You don't know me ... neither does Amex

The news that American Express has announced an upgraded credit card designed to humble its reigning platinum status got me all atwitter. For months I'd been tantalized with the idea of taking the platinum plunge. Among the proffered temptations: an upgrade in shipboard credit, a private tour of the bridge with the ship's captain, a safe refuge from pesky airport crowds, and, most alluring, your very own 24-hour-a-day concierge, who the platinum brochure promises can "help you find the rare vase you meant to buy in that shop in Paris."

And just as I was finally convinced to make my move - poof! The platinum card is now supplanted by a somber card in black. A thousand dollars a year can get you the black Centurion card - if you are invited to a spending party.

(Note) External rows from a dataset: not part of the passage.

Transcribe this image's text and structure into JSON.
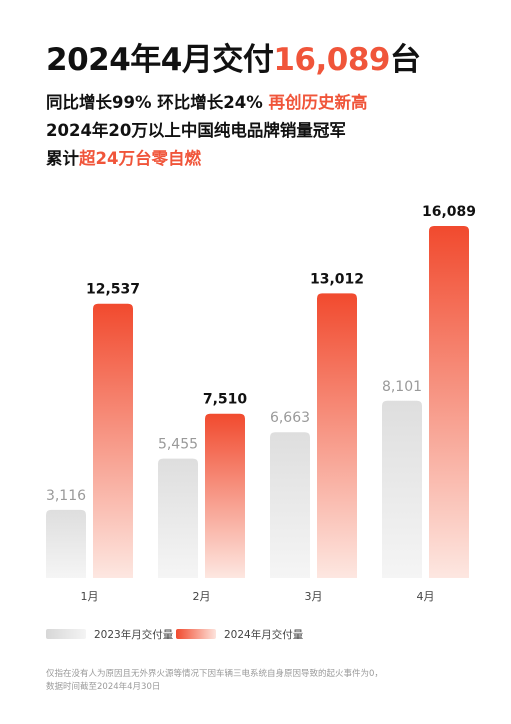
{
  "header": {
    "title_prefix": "2024年4月交付",
    "title_number": "16,089",
    "title_suffix": "台",
    "line1_main": "同比增长99% 环比增长24% ",
    "line1_accent": "再创历史新高",
    "line2": "2024年20万以上中国纯电品牌销量冠军",
    "line3_main": "累计",
    "line3_accent": "超24万台零自燃"
  },
  "chart_data": {
    "type": "bar",
    "categories": [
      "1月",
      "2月",
      "3月",
      "4月"
    ],
    "series": [
      {
        "name": "2023年月交付量",
        "values": [
          3116,
          5455,
          6663,
          8101
        ],
        "labels": [
          "3,116",
          "5,455",
          "6,663",
          "8,101"
        ]
      },
      {
        "name": "2024年月交付量",
        "values": [
          12537,
          7510,
          13012,
          16089
        ],
        "labels": [
          "12,537",
          "7,510",
          "13,012",
          "16,089"
        ]
      }
    ],
    "ylim": [
      0,
      16089
    ],
    "grid": false,
    "legend_position": "bottom-left"
  },
  "legend": {
    "item_2023": "2023年月交付量",
    "item_2024": "2024年月交付量"
  },
  "footnote": {
    "line1": "仅指在没有人为原因且无外界火源等情况下因车辆三电系统自身原因导致的起火事件为0，",
    "line2": "数据时间截至2024年4月30日"
  },
  "colors": {
    "accent": "#f0553a",
    "bar_2023_top": "#dedede",
    "bar_2023_bottom": "#f5f5f5",
    "bar_2024_top": "#f14a2e",
    "bar_2024_bottom": "#fde7e1"
  }
}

You see, in order to keep this plastic privilege from guys like me, Amex is not advertising this card for despicable consumption: The big spenders are called in only by invitation.

This is the ultimate ploy: no embossed mailings, no telemarketing - just get out the word that head captains will fawn over you and that you can crash airport lines, and success will follow. I know. I finally tracked down the American Express black-card desk and was told by an exotic-sounding voice, "We are sorry, but membership invitations are closed for the year. You may try again next January."

Silver, gold, platinum - just dross. What really turns on today's aspiring conspicuous consumer, Amex marketers believe, must be the image of being a centurion in black - this a salute to the ancient Roman officer with his hundred foot soldiers in tow. In play here is military rank - with every black cardholder having his own Batman at the ready. The tie-in possibilities are challenging: You could look forward to using your black card at the Mars Holiday Inn.

Sorry, Amex, I don't have the patience to endure waiting for your call. I'm going to start impressing unemployed actors and surly rental-car clerks right now!

My solution: a 59-cent black magic marker. I ran the felt stub over my existing green card, and - presto! - I am a black-card holder. And it works; the awe I inspire is frightening. But I miss the chance to be intimidated by one of my very own concierges.

*Charles Preston, the Monitor's crossword-puzzle editor, has edited The Wall Street Journal's 'Pepper ... and Salt' feature for 50 years. He lives in Cambridge, Mass.